Trying to quantify these risks is really hard.  Many women will use many formulations  over their lifetime, and may go on and off the pill sporadically.

So to study this, you need a really good database. Ideally, an electronic system that is tracking every prescription women get, and all the relevant outcomes. A study appearing in the British Medical Journal uses just that - two large, primary care databases to track the link between various pill formulations and venous thromboembolism.

This was a case-control study.  Identify the cases of VTE, match to controls who didn’t have VTE, and examine how the risk factors differ.

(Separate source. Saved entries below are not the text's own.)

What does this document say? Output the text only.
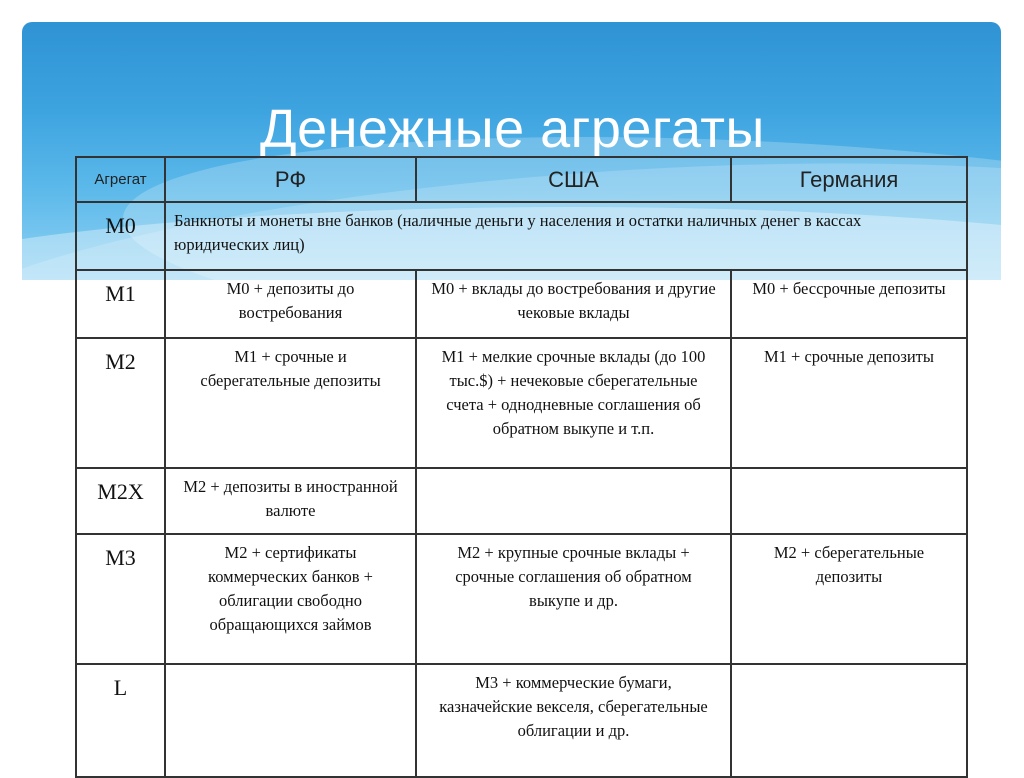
Денежные агрегаты
Агрегат	РФ	США	Германия
M0	Банкноты и монеты вне банков (наличные деньги у населения и остатки наличных денег в кассах юридических лиц)		
M1	M0 + депозиты до востребования	M0 + вклады до востребования и другие чековые вклады	M0 + бессрочные депозиты
M2	M1 + срочные и сберегательные депозиты	M1 + мелкие срочные вклады (до 100 тыс.$) + нечековые сберегательные счета + однодневные соглашения об обратном выкупе и т.п.	M1 + срочные депозиты
M2X	M2 + депозиты в иностранной валюте		
M3	M2 + сертификаты коммерческих банков + облигации свободно обращающихся займов	M2 + крупные срочные вклады + срочные соглашения об обратном выкупе и др.	M2 + сберегательные депозиты
L		M3 + коммерческие бумаги, казначейские векселя, сберегательные облигации и др.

But the devil is in the details. The best way to mess up a case control study is to choose the wrong controls.  The strangest quirk of the BMJ study is that the controls had some different inclusion criteria than the cases.  Potential cases, identified at the time of VTE, were excluded if they had received anticoagulant therapy in the past 42 days.  The controls were excluded if they had EVER received anticoagulant therapy.  This choice would lead to higher-risk people being in the case group, and that could bias the final results.

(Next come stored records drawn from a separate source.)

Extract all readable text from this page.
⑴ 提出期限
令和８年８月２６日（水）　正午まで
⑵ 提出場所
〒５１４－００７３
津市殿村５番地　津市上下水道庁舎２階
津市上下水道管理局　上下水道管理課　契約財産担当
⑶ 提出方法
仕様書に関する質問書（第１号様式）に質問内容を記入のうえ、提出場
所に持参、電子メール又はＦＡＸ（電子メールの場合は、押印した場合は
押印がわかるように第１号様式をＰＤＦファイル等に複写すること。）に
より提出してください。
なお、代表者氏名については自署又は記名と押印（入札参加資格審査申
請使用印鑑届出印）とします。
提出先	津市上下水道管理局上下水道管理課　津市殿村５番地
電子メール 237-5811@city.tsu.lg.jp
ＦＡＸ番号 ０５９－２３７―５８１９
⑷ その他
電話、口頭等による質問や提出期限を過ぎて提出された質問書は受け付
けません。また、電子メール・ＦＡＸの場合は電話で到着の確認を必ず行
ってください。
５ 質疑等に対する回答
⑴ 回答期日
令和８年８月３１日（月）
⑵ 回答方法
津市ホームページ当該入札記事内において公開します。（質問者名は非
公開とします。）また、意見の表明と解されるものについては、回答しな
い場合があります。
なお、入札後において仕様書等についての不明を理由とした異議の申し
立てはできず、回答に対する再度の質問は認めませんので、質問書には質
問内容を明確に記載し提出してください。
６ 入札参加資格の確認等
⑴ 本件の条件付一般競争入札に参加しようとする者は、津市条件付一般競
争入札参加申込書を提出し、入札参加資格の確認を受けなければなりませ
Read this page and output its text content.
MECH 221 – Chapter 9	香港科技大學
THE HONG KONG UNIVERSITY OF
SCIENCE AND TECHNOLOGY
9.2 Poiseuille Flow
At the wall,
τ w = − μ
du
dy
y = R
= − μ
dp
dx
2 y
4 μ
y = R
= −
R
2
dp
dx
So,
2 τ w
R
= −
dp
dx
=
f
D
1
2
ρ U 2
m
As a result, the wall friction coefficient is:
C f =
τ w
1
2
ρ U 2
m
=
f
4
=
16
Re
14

What the final results showed is that more modern formulations of the pill, so-called 3rd and 4th generation OCPs, had higher risk of VTE than older formulations. Being on one of the older pills increased the risk of VTE by about 2.5 times.  Being on a newer pill upped that risk to around 4 - 5 fold.

Is this effect real? Maybe. It is possible that docs who prescribe newer generation OCPs are more vigilant about VTE symptoms, leading to increased diagnosis.  But regardless, it bears noting that the absolute risk here remains very small. Out of 10,000 women on an older generation pill, 7 will be diagnosed with a VTE compared to 14 on a newer generation pill.

A reasonable strategy may be to prescribe 2nd generation OCPs to women who are concerned about these risks.  Of course, for women who smoke or have significant VTE risk factors, another method of contraception may be easier to swallow.